Mp.no. 694/81 9 ^ -41-

whereby the transistor 19 locks safely. For the vertical MOS transistor 19 types are to be selected whose permissible drain-source voltage is definitely above the voltage peaks occurring in the load circuit.

Claims (1)

«Φ Mp ₈ no. 69'4 / 81. Expectations (Iy method for igniting at least one of at least one contact point of an AC switching device that draws a switching arc during a switching operation to extinguish the switching arc , thereby geken n draws t that the connection of the control current to the at least one controllable semiconductor valve for its ignition is controlled by a measurement signal generated by the current flow across the contact point. 2. Circuit arrangement for performing the method according to claim 1, wherein the at least one controllable semiconductor valve is connected in parallel to the contact point, characterized in that in series the contact point a measuring device (5) switched 3Q is, the measurement signal of a switching device (7) can be fed to the switches through the control current to the at least one controllable semiconductor valve ⁽¹ O. 3 ο circuit arrangement according to claim 2, characterized characterized in that an external voltage source (6) is provided which generates the control current.
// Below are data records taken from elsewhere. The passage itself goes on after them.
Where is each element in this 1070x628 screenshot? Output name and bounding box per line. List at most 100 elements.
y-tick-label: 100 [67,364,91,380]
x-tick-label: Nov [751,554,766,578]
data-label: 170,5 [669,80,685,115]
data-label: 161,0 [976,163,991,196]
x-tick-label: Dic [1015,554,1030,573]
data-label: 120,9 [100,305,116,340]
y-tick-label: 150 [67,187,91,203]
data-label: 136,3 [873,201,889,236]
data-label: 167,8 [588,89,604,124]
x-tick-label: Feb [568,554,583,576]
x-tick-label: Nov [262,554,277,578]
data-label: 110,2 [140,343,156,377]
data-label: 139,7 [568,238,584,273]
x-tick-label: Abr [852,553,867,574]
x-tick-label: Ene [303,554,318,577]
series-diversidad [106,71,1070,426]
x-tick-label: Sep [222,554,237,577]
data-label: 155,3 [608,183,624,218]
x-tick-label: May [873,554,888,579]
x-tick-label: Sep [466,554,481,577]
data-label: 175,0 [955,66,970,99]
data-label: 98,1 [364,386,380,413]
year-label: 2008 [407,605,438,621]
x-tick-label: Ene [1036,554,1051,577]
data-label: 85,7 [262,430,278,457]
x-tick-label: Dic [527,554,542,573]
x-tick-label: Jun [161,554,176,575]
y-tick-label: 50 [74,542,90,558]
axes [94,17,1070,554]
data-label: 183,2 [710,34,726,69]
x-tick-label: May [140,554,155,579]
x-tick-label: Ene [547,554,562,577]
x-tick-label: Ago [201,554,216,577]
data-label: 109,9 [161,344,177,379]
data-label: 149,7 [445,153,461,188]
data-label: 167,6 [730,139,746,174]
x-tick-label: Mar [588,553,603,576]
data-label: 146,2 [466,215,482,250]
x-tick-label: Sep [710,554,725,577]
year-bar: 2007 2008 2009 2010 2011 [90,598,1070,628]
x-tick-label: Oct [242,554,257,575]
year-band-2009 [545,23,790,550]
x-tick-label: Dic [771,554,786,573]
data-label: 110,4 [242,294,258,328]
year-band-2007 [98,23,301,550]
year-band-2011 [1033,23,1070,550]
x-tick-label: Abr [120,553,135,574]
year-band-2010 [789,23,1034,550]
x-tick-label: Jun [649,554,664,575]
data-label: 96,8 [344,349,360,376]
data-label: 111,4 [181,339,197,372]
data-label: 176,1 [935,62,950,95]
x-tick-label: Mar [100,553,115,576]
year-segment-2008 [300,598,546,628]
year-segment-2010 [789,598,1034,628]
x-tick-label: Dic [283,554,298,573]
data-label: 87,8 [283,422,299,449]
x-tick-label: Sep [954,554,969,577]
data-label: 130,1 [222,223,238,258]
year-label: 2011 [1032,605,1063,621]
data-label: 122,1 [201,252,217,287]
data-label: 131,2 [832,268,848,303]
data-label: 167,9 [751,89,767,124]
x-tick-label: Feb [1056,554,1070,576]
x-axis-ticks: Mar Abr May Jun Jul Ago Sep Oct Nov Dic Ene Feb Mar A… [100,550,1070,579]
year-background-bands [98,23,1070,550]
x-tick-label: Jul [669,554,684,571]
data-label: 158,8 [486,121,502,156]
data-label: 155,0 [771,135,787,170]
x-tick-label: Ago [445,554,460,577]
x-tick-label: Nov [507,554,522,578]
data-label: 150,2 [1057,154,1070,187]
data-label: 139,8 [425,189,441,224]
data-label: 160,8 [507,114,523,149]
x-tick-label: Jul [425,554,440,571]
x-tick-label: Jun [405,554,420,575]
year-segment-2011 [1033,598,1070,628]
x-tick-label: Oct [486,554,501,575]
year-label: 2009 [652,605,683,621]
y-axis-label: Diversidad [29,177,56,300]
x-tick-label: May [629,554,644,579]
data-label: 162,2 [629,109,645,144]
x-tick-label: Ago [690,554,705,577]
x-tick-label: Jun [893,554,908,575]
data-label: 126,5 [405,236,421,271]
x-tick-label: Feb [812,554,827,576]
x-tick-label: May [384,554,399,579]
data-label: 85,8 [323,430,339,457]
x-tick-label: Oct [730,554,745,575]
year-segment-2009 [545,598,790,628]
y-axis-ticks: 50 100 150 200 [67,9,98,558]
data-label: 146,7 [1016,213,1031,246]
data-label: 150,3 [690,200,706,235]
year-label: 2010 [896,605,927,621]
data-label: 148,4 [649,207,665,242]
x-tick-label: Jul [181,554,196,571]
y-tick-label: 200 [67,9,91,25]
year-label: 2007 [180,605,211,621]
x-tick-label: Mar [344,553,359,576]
H. Circuit arrangement according to claim 2, characterized · · - 3Η9029 Mp.no. 694/81 characterized in that as a voltage source for generating the control current or the control voltage for the at least one semiconductor valve for the voltage drop of the switching arc drawn at the contact point (3) is used. 5. Circuit arrangement according to one of the preceding claims, characterized in that as a switching device a vertical MOS field effect transistor (19) is provided is. 6. Circuit arrangement according to one of the preceding claims, characterized in that the switching device (7) also has further, external, the connection of the Control current causing switching pulses can be supplied.